ACV三肽标准品保留时间为10.6min出峰。

酵母细胞破碎上清液结果如图6所示，可以看出，在与标品的质谱峰(保留时间为10.6min)出峰一致有峰，表明有目标产物ACV三肽的合成。

上述结果表明，ACV三肽合成酶的基因pcbAB和磷酸泛酰巯基乙胺基转移酶(PPTase)基因npgA可以使酿酒酵母BY4741产生三肽ACV。

三、合成头孢菌素C重组菌的制备及应用

头孢菌素C异源合成途径包括6步反应(如图3所示)：

1)以L-α-氨基己二酸、L-半胱氨酸和L-缬氨酸为前体，ACV三肽合成酶和磷酸泛酰巯基乙胺基转移酶(PPTase)负责将三个前体氨基酸L-α-氨基己二酸、L-半胱氨酸和L-缬氨酸缩合成三肽ACV(δ-L-α-aminoadipyl-L-cysteinyl-D-valine)；

2)三肽ACV被异青霉素N合酶催化环化形成异青霉素N；

3)异青霉素N在异青霉素N差向异构酶的催化下异构化形成青霉素N；

4)脱乙酰氧头孢菌素C合成酶(扩环酶)和脱乙酰头孢菌素C合成酶(羟化酶)，分别依次将青霉素N转化成脱乙酰氧头孢菌素C和脱乙酰头孢菌素C；

5)最后脱乙酰头孢菌素C被脱乙酰头孢菌素C乙酰转移酶催化生成头孢菌素C。

1、重组质粒的构建

针对第2)-5)步剩余的头孢菌素C异源合成途径中剩余的基因，针对异青霉素N合酶IPNS选择来自顶头孢霉(Acremonium chrysogenum(Cephalosporium acremonium)(genbank号为P05189及提交日为1987年8月13日))的pcbC，将该基因针对酿酒酵母进行密码子优化后的序列为pcbCsc(序列3第756-1772位)，用启动子PGK1p和终止子ADH1t进行表达；

针对异青霉素N差向异构酶IPNE选择来自诺卡氏菌(Amycolatopsislactamdurans)的cefD(genbank号为Q03046及提交日为1993年7月1日)，将该基因针对酿酒酵母进行密码子优化后的序列为cefDsc(序列3第23711-3570位)，用启动子TEF1p和终止子CYC1t进行表达；

针对脱乙酰氧头孢菌素C合成酶(扩环酶)DAOCS(expandase)和脱乙酰头孢菌素C合成酶(羟化酶)DAOCS(hydroxylase)选择来自顶头孢霉(Acremonium chrysogenum(Cephalosporium acremonium)(genbank号为P11935及提交日为1989年10月1日))的cefEF，将该基因针对酿酒酵母进行密码子优化后的序列为cefEFsc(序列3第4691-5689位)，用启动子TDH3p和终止子TPI1t进行表达；

针对脱乙酰头孢菌素C乙酰转移酶DAC-AT选择来自顶头孢霉(Acremoniumchrysogenum(Cephalosporium acremonium)(genbank号为P39058及提交日为1995年2月1日)的cefG，将该基因针对酿酒酵母进行密码子优化后的序列为cefGsc(序列3第6929-8086位)，用启动子FBA1p和终止子TDH2t进行表达；

将上述基因片段通过重叠延伸和同源重组的方法进行连接最后构建成质粒pESC-G418-CPCCG，如图7所示。

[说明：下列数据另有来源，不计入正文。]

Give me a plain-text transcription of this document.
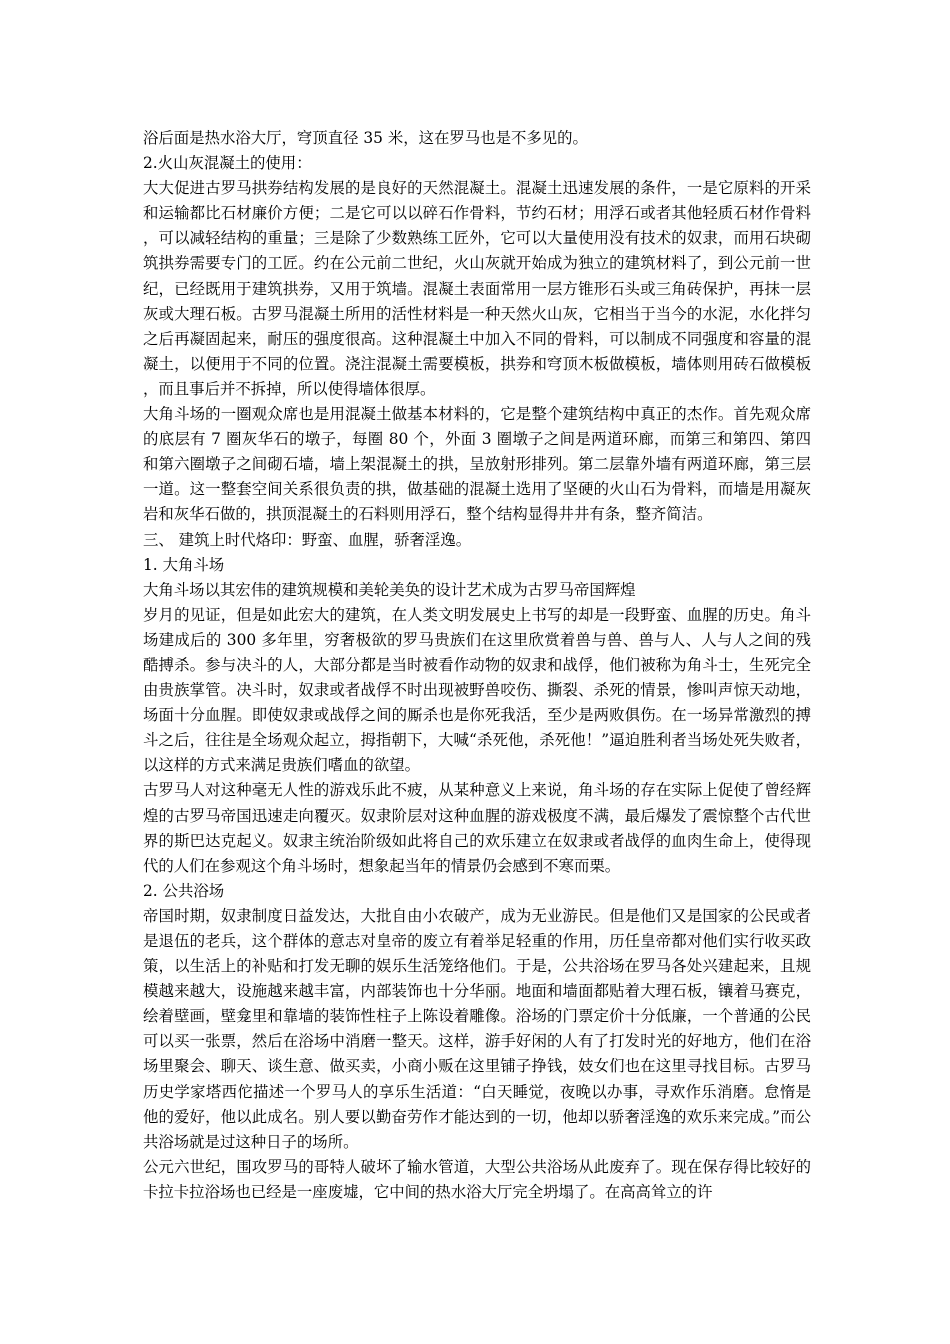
浴后面是热水浴大厅，穹顶直径 35 米，这在罗马也是不多见的。

2.火山灰混凝土的使用：

大大促进古罗马拱券结构发展的是良好的天然混凝土。混凝土迅速发展的条件，一是它原料的开采和运输都比石材廉价方便；二是它可以以碎石作骨料，节约石材；用浮石或者其他轻质石材作骨料，可以减轻结构的重量；三是除了少数熟练工匠外，它可以大量使用没有技术的奴隶，而用石块砌筑拱券需要专门的工匠。约在公元前二世纪，火山灰就开始成为独立的建筑材料了，到公元前一世纪，已经既用于建筑拱券，又用于筑墙。混凝土表面常用一层方锥形石头或三角砖保护，再抹一层灰或大理石板。古罗马混凝土所用的活性材料是一种天然火山灰，它相当于当今的水泥，水化拌匀之后再凝固起来，耐压的强度很高。这种混凝土中加入不同的骨料，可以制成不同强度和容量的混凝土，以便用于不同的位置。浇注混凝土需要模板，拱券和穹顶木板做模板，墙体则用砖石做模板，而且事后并不拆掉，所以使得墙体很厚。

大角斗场的一圈观众席也是用混凝土做基本材料的，它是整个建筑结构中真正的杰作。首先观众席的底层有 7 圈灰华石的墩子，每圈 80 个，外面 3 圈墩子之间是两道环廊，而第三和第四、第四和第六圈墩子之间砌石墙，墙上架混凝土的拱，呈放射形排列。第二层靠外墙有两道环廊，第三层一道。这一整套空间关系很负责的拱，做基础的混凝土选用了坚硬的火山石为骨料，而墙是用凝灰岩和灰华石做的，拱顶混凝土的石料则用浮石，整个结构显得井井有条，整齐简洁。

三、 建筑上时代烙印：野蛮、血腥，骄奢淫逸。

1. 大角斗场

大角斗场以其宏伟的建筑规模和美轮美奂的设计艺术成为古罗马帝国辉煌

岁月的见证，但是如此宏大的建筑，在人类文明发展史上书写的却是一段野蛮、血腥的历史。角斗场建成后的 300 多年里，穷奢极欲的罗马贵族们在这里欣赏着兽与兽、兽与人、人与人之间的残酷搏杀。参与决斗的人，大部分都是当时被看作动物的奴隶和战俘，他们被称为角斗士，生死完全由贵族掌管。决斗时，奴隶或者战俘不时出现被野兽咬伤、撕裂、杀死的情景，惨叫声惊天动地，场面十分血腥。即使奴隶或战俘之间的厮杀也是你死我活，至少是两败俱伤。在一场异常激烈的搏斗之后，往往是全场观众起立，拇指朝下，大喊“杀死他，杀死他！”逼迫胜利者当场处死失败者，以这样的方式来满足贵族们嗜血的欲望。

古罗马人对这种毫无人性的游戏乐此不疲，从某种意义上来说，角斗场的存在实际上促使了曾经辉煌的古罗马帝国迅速走向覆灭。奴隶阶层对这种血腥的游戏极度不满，最后爆发了震惊整个古代世界的斯巴达克起义。奴隶主统治阶级如此将自己的欢乐建立在奴隶或者战俘的血肉生命上，使得现代的人们在参观这个角斗场时，想象起当年的情景仍会感到不寒而栗。

2. 公共浴场

帝国时期，奴隶制度日益发达，大批自由小农破产，成为无业游民。但是他们又是国家的公民或者是退伍的老兵，这个群体的意志对皇帝的废立有着举足轻重的作用，历任皇帝都对他们实行收买政策，以生活上的补贴和打发无聊的娱乐生活笼络他们。于是，公共浴场在罗马各处兴建起来，且规模越来越大，设施越来越丰富，内部装饰也十分华丽。地面和墙面都贴着大理石板，镶着马赛克，绘着壁画，壁龛里和靠墙的装饰性柱子上陈设着雕像。浴场的门票定价十分低廉，一个普通的公民可以买一张票，然后在浴场中消磨一整天。这样，游手好闲的人有了打发时光的好地方，他们在浴场里聚会、聊天、谈生意、做买卖，小商小贩在这里铺子挣钱，妓女们也在这里寻找目标。古罗马历史学家塔西佗描述一个罗马人的享乐生活道：“白天睡觉，夜晚以办事，寻欢作乐消磨。怠惰是他的爱好，他以此成名。别人要以勤奋劳作才能达到的一切，他却以骄奢淫逸的欢乐来完成。”而公共浴场就是过这种日子的场所。

公元六世纪，围攻罗马的哥特人破坏了输水管道，大型公共浴场从此废弃了。现在保存得比较好的卡拉卡拉浴场也已经是一座废墟，它中间的热水浴大厅完全坍塌了。在高高耸立的许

重组质粒pESC-G418-CPCCG的制备方法如下：

1)构建质粒pESC-G418

质粒pESC-G418为将pESC-ura质粒中的ura基因替换为G418抗性基因(序列4第4415-5771位)得到的质粒，具体构建方法如下：

以质粒pESC-ura(购买于上海信裕生物科技有限公司,货号60908-2754)为模板,引物G418-UP-F和G418-UP-R扩增出200bp基因片段G418-UP,引物G418-DOWN-F和G418-DOWN-R扩增出200bp基因片段G418-DOWN。以含有G418抗性基因(基因合成于武汉金开瑞生物工程有限公司)的质粒pET-24a-G418为模板，引物G418-F和G418-R扩增出1357bp基因片段G418。

上述PCR方法为预变性96℃，5分钟；变性96℃，15秒；退火55℃，15秒；延伸72℃，时间根据片段长度设定；72℃，10分钟；变性到延伸设置30个循环。

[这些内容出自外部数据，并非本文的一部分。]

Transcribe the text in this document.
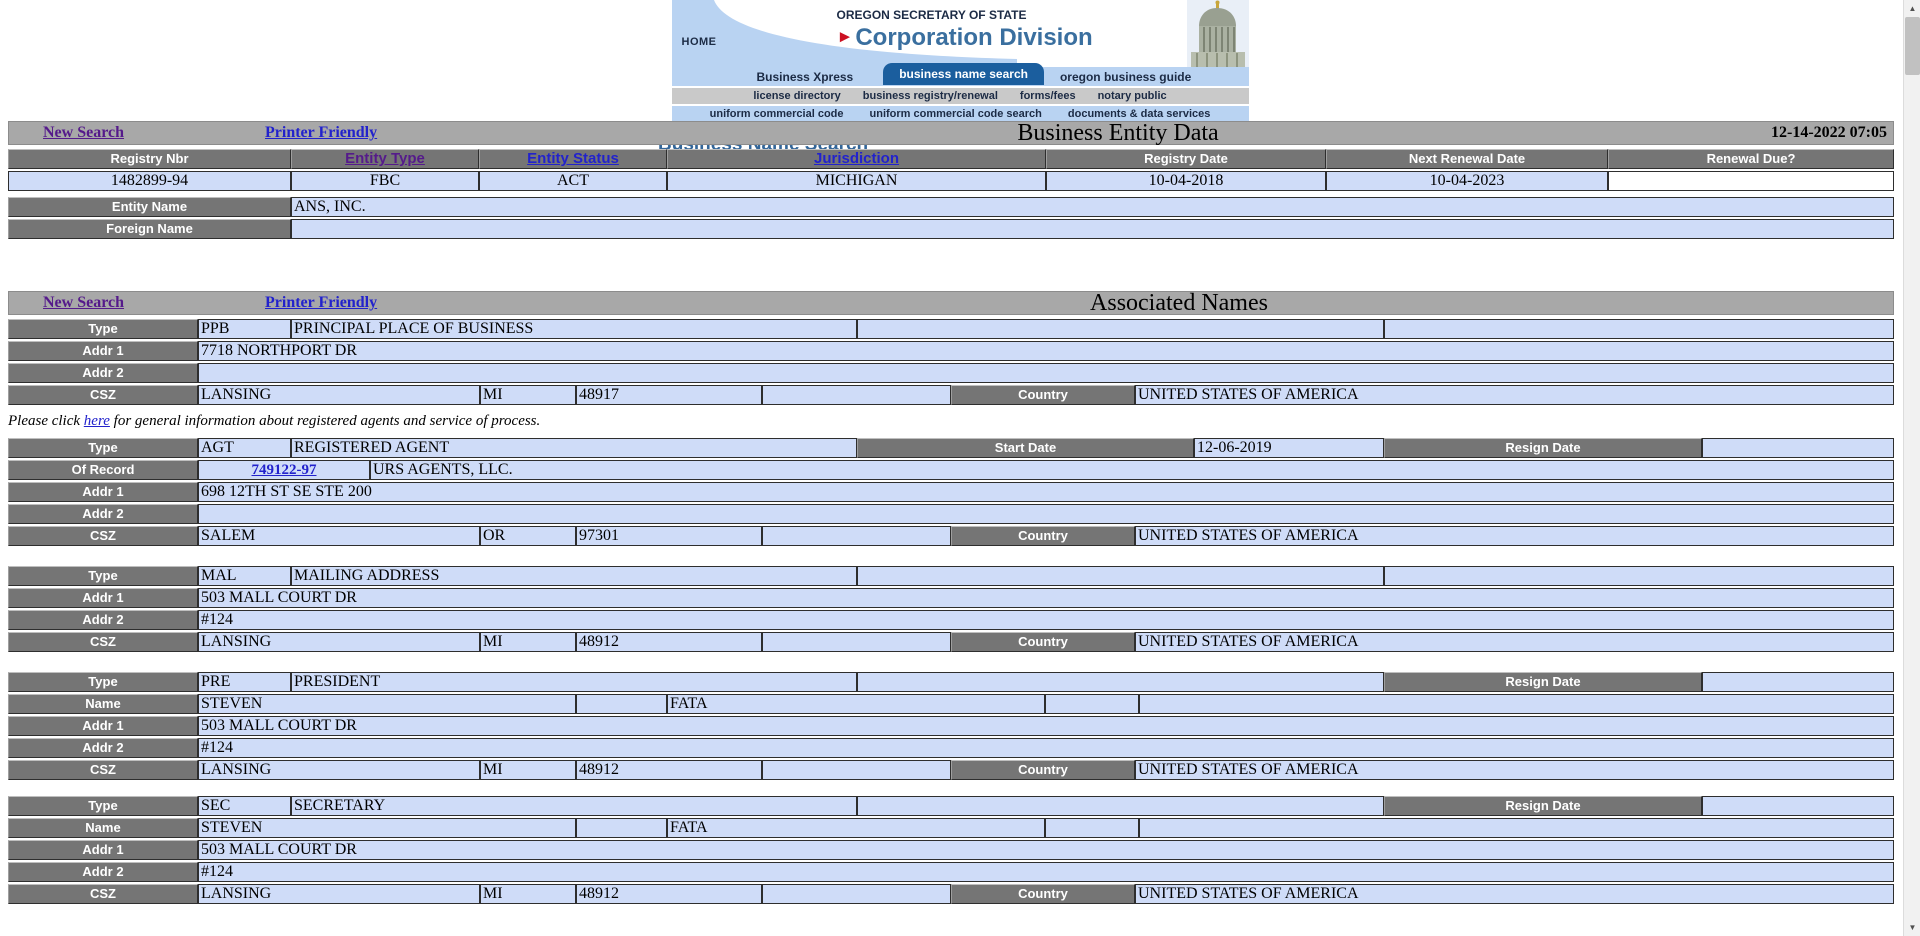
HOME
OREGON SECRETARY OF STATE
►Corporation Division
Business Xpress	business name search	oregon business guide
license directory business registry/renewal forms/fees notary public
uniform commercial code uniform commercial code search documents & data services
New Search	Printer Friendly	Business Entity Data	12-14-2022 07:05
Registry Nbr	Entity Type	Entity Status	Jurisdiction	Registry Date	Next Renewal Date	Renewal Due?
1482899-94	FBC	ACT	MICHIGAN	10-04-2018	10-04-2023
Entity Name	ANS, INC.
Foreign Name
New Search	Printer Friendly	Associated Names
Type	PPB	PRINCIPAL PLACE OF BUSINESS
Addr 1	7718 NORTHPORT DR
Addr 2
CSZ	LANSING	MI	48917	Country	UNITED STATES OF AMERICA
Please click here for general information about registered agents and service of process.
Type	AGT	REGISTERED AGENT	Start Date	12-06-2019	Resign Date
Of Record	749122-97	URS AGENTS, LLC.
Addr 1	698 12TH ST SE STE 200
Addr 2
CSZ	SALEM	OR	97301	Country	UNITED STATES OF AMERICA
Type	MAL	MAILING ADDRESS
Addr 1	503 MALL COURT DR
Addr 2	#124
CSZ	LANSING	MI	48912	Country	UNITED STATES OF AMERICA
Type	PRE	PRESIDENT	Resign Date
Name	STEVEN	FATA
Addr 1	503 MALL COURT DR
Addr 2	#124
CSZ	LANSING	MI	48912	Country	UNITED STATES OF AMERICA
Type	SEC	SECRETARY	Resign Date
Name	STEVEN	FATA
Addr 1	503 MALL COURT DR
Addr 2	#124
CSZ	LANSING	MI	48912	Country	UNITED STATES OF AMERICA
▲
▼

获得上述基因片段后,将片段G418-UP、G418-DOWN和G418通过重叠延伸的方法进行连接,获得1757bp PCR产物UP-G418-DOWN。上述重叠延伸的PCR方法为变性96℃，15秒；退火50℃，15秒；延伸72℃，时间根据片段长度设定；72℃，10分钟；变性到延伸设置30个循环。以该PCR产物为模板，以引物G418-UP-F和G418-DOWN-R进行PCR，得到1757bp大量的基因片段UP-G418-DOWN(序列4第4215-5971)。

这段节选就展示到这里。